# Bug 001b. Jan 24, 2020

The following notebook illustrates a bug with cuML v0.11 kNN. There are 3 ways to predict with cuML's kNN. You can use `predict()`, you can use `predict_proba()` and you can use `kneighbors()`. These 3 methods should all produce the same preditions. And they should agree with Scikit-learn's 3 types of predictions. Below you see that they do not.

This is based on RAPIDS example notebook [here][1] which works correctly. When changing the variable named `use_gaussian` to `True` below uses different data and then works correctly.

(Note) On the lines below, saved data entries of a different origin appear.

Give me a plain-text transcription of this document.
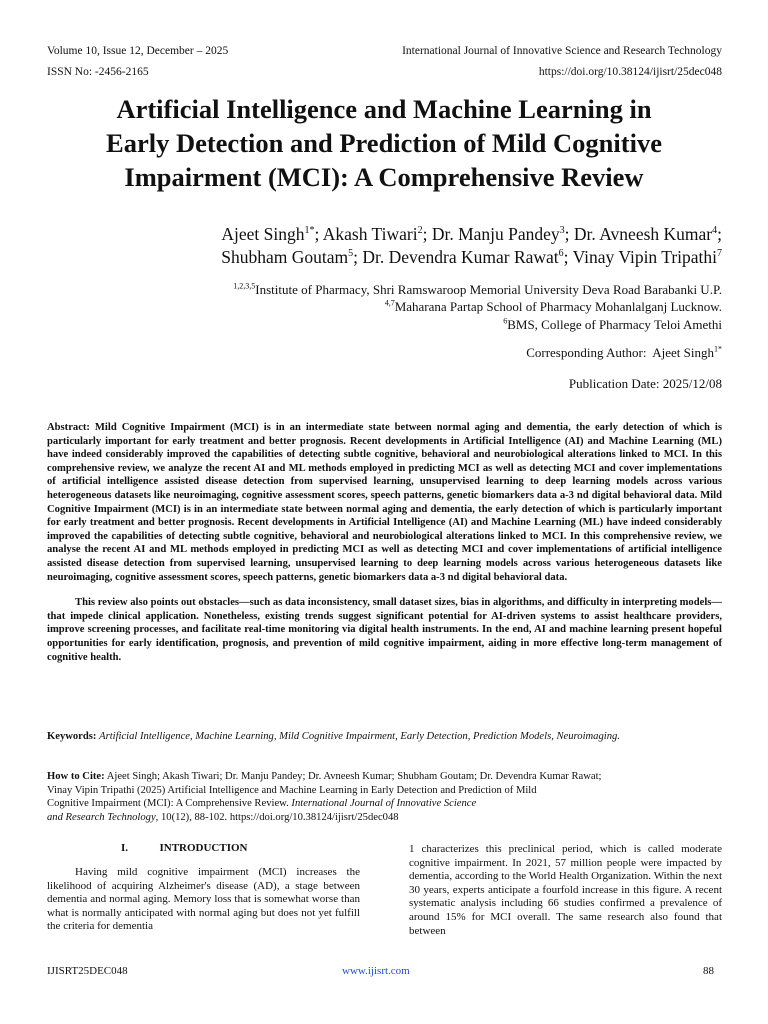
Volume 10, Issue 12, December – 2025	International Journal of Innovative Science and Research Technology
ISSN No: -2456-2165	https://doi.org/10.38124/ijisrt/25dec048
Artificial Intelligence and Machine Learning in
Early Detection and Prediction of Mild Cognitive
Impairment (MCI): A Comprehensive Review
Ajeet Singh$^{1*}$; Akash Tiwari$^2$; Dr. Manju Pandey$^3$; Dr. Avneesh Kumar$^4$;
Shubham Goutam$^5$; Dr. Devendra Kumar Rawat$^6$; Vinay Vipin Tripathi$^7$
$^{1,2,3,5}$Institute of Pharmacy, Shri Ramswaroop Memorial University Deva Road Barabanki U.P.
$^{4,7}$Maharana Partap School of Pharmacy Mohanlalganj Lucknow.
$^6$BMS, College of Pharmacy Teloi Amethi
Corresponding Author: Ajeet Singh$^{1*}$
Publication Date: 2025/12/08

Abstract: Mild Cognitive Impairment (MCI) is in an intermediate state between normal aging and dementia, the early detection of which is particularly important for early treatment and better prognosis. Recent developments in Artificial Intelligence (AI) and Machine Learning (ML) have indeed considerably improved the capabilities of detecting subtle cognitive, behavioral and neurobiological alterations linked to MCI. In this comprehensive review, we analyze the recent AI and ML methods employed in predicting MCI as well as detecting MCI and cover implementations of artificial intelligence assisted disease detection from supervised learning, unsupervised learning to deep learning models across various heterogeneous datasets like neuroimaging, cognitive assessment scores, speech patterns, genetic biomarkers data a-3 nd digital behavioral data. Mild Cognitive Impairment (MCI) is in an intermediate state between normal aging and dementia, the early detection of which is particularly important for early treatment and better prognosis. Recent developments in Artificial Intelligence (AI) and Machine Learning (ML) have indeed considerably improved the capabilities of detecting subtle cognitive, behavioral and neurobiological alterations linked to MCI. In this comprehensive review, we analyse the recent AI and ML methods employed in predicting MCI as well as detecting MCI and cover implementations of artificial intelligence assisted disease detection from supervised learning, unsupervised learning to deep learning models across various heterogeneous datasets like neuroimaging, cognitive assessment scores, speech patterns, genetic biomarkers data a-3 nd digital behavioral data.

This review also points out obstacles—such as data inconsistency, small dataset sizes, bias in algorithms, and difficulty in interpreting models—that impede clinical application. Nonetheless, existing trends suggest significant potential for AI-driven systems to assist healthcare providers, improve screening processes, and facilitate real-time monitoring via digital health instruments. In the end, AI and machine learning present hopeful opportunities for early identification, prognosis, and prevention of mild cognitive impairment, aiding in more effective long-term management of cognitive health.

Keywords: Artificial Intelligence, Machine Learning, Mild Cognitive Impairment, Early Detection, Prediction Models, Neuroimaging.
How to Cite: Ajeet Singh; Akash Tiwari; Dr. Manju Pandey; Dr. Avneesh Kumar; Shubham Goutam; Dr. Devendra Kumar Rawat;
Vinay Vipin Tripathi (2025) Artificial Intelligence and Machine Learning in Early Detection and Prediction of Mild
Cognitive Impairment (MCI): A Comprehensive Review. International Journal of Innovative Science
and Research Technology, 10(12), 88-102. https://doi.org/10.38124/ijisrt/25dec048
I.	INTRODUCTION
Having mild cognitive impairment (MCI) increases the likelihood of acquiring Alzheimer's disease (AD), a stage between dementia and normal aging. Memory loss that is somewhat worse than what is normally anticipated with normal aging but does not yet fulfill the criteria for dementia
1 characterizes this preclinical period, which is called moderate cognitive impairment. In 2021, 57 million people were impacted by dementia, according to the World Health Organization. Within the next 30 years, experts anticipate a fourfold increase in this figure. A recent systematic analysis including 66 studies confirmed a prevalence of around 15% for MCI overall. The same research also found that between
IJISRT25DEC048	www.ijisrt.com	88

[1]: https://github.com/rapidsai/notebooks/blob/branch-0.13/cuml/kneighbors_classifier_demo.ipynb

In [1]:
import os

import numpy as np

from sklearn.datasets import make_blobs

import pandas as pd
import cudf as gd

from sklearn.neighbors import KNeighborsClassifier as skKNC
from cuml.neighbors import KNeighborsClassifier as cumlKNC

from scipy import stats
from cuml.neighbors import NearestNeighbors as cuNearestNeighbors
from sklearn.neighbors import NearestNeighbors as skKNearestNeighbors

## Define Parameters

In [2]:
n_samples = 2**17
n_features = 40

n_query = 5000

n_neighbors = 4

## Generate Data

### Host

In [3]:
use_gaussian = False

In [4]:
if use_gaussian:
    X_host_train, y_host_train = make_blobs(
       n_samples=n_samples, n_features=n_features, centers=5, random_state=0)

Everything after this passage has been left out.